Good luck in your new life, Mr. More!

-- CAV

6 comments:

Anonymous said...

Yo, Gus, you write: "You, the parent, have no rights because you are simply keeping an eye on government property. I find it ominous that someone feels comfortable saying such a thing openly." Said minor-level slave-driver is only repeating what was taught by such professors of education as William H. Seawell, who stated back in 1981 (at a school opening in Fort Defiance, VA, of all ironies!): "Each child belongs to the state." Decent commentary can be found in the archives of The Underground Grammarian for Volume 7, No. 2, "The Children of the State." It's things like this that remind me that Mencken's proposal that we burn all the schoolhouses and shoot all the teachers won't do a damned bit of good in the long run if we don't dismantle our septically corrupt tyrant- and slave-molding "progressive" education establishment into the bargain.

Gus Van Horn said...

Indeed.

BTW, thank you for the link to The Underground Grammarian -- although my excitement at seeing it online is tempered by my learning that Richard Mitchell died some time ago.

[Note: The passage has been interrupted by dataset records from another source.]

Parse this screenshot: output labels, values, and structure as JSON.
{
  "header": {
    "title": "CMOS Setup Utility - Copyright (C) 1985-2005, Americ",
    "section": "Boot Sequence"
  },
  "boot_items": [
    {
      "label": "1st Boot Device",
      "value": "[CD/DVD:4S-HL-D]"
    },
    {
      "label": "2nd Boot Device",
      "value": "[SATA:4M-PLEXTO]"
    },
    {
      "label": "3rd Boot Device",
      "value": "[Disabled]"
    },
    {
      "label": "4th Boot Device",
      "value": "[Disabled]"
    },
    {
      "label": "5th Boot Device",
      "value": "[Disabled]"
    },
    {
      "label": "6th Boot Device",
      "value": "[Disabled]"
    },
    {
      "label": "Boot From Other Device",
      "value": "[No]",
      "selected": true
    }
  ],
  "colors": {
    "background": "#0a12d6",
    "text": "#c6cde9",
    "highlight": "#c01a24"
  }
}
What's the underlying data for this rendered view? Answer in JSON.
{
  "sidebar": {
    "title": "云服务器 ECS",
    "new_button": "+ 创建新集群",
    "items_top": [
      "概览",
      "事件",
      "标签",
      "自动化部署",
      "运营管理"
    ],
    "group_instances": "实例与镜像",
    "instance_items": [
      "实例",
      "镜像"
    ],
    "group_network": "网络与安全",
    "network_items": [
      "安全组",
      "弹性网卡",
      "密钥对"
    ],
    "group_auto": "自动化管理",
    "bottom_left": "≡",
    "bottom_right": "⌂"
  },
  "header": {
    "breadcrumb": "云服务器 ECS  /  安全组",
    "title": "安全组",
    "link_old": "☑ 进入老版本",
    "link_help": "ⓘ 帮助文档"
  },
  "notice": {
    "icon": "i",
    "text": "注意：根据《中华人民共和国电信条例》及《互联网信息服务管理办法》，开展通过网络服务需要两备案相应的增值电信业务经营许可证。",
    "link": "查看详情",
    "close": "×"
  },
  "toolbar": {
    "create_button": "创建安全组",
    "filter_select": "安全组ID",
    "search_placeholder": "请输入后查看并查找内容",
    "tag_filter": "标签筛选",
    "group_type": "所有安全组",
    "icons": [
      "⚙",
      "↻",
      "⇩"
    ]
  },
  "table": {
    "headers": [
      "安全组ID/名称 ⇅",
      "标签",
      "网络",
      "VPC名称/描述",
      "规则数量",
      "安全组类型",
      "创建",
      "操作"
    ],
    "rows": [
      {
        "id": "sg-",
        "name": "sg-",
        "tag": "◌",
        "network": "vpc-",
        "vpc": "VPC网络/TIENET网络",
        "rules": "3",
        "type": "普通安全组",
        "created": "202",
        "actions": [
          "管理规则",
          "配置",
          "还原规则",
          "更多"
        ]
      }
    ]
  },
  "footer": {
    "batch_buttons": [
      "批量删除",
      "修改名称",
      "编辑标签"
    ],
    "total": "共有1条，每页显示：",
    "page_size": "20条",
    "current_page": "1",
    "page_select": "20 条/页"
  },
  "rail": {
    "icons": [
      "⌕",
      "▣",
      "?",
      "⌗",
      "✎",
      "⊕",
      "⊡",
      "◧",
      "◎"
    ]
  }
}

I have several of his books, including that one.

Anonymous said...

And lemme tell ya what, that's a nasty bit of legal misreasoning. "States delegate power of children's basic education to parents, and the delegation itself is necessarily subject to constitutional constraints." Uh huh. So now try to combine that with these two nowadays largely gutted little items: "The enumeration in the Constitution, of certain rights, shall not be construed to deny or disparage others retained by the people" and "The powers not delegated to the United States by the Constitution, nor prohibited by it to the states, are reserved to the states respectively, or to the people." The mind reels. One is tempted to dig into the legal record behind this mess of pottage, but one is then dismayed at the thought of what one will find squirming there. Urf.

Gus Van Horn said...

It is through such convoluted reasoning and massive numbers of bad precedents along the way that we finally see someone arguing, explicitly, for the government to act for precisely the opposite of its proper purpose!

Sickeningly, the dangerousness of it would hardly register with the vast majority of adults, if they could read the sentence in the first place!

Jenn Casey said...

If you have the stomach to wade through the rest of that paper, you will discover even more heinous errors. It's simply terrible. I am also shocked and dismayed that something like this would be produced by a professor of law. If this is what lawyers these days are learning about and producing, then....shudder. Evidently that little class about the Constitution is an elective now.

Thanks for pointing me to The Underground Grammarian. Really appeals to the English major in me. Hope to spend a lot of time there!

Must go back to rearing my government property now... :o)

Gus Van Horn said...

I believe you! I didn't get around to the abstract yesterday until after I'd posted and even after that quote, its frank statement of purpose took me aback:

"The paper relies on federal state action doctrine and state constitution education clauses to argue that states must -- not may or should -- regulate homeschooling to ensure that parents provide their children with a basic minimum education and check rampant forms of sexism."

Ugh! There HAVE to be more errors to get to that point. Should I get the time to write more in-depth on education, I will almost certainly end up perusing that thing, so thank you again for bringing it up.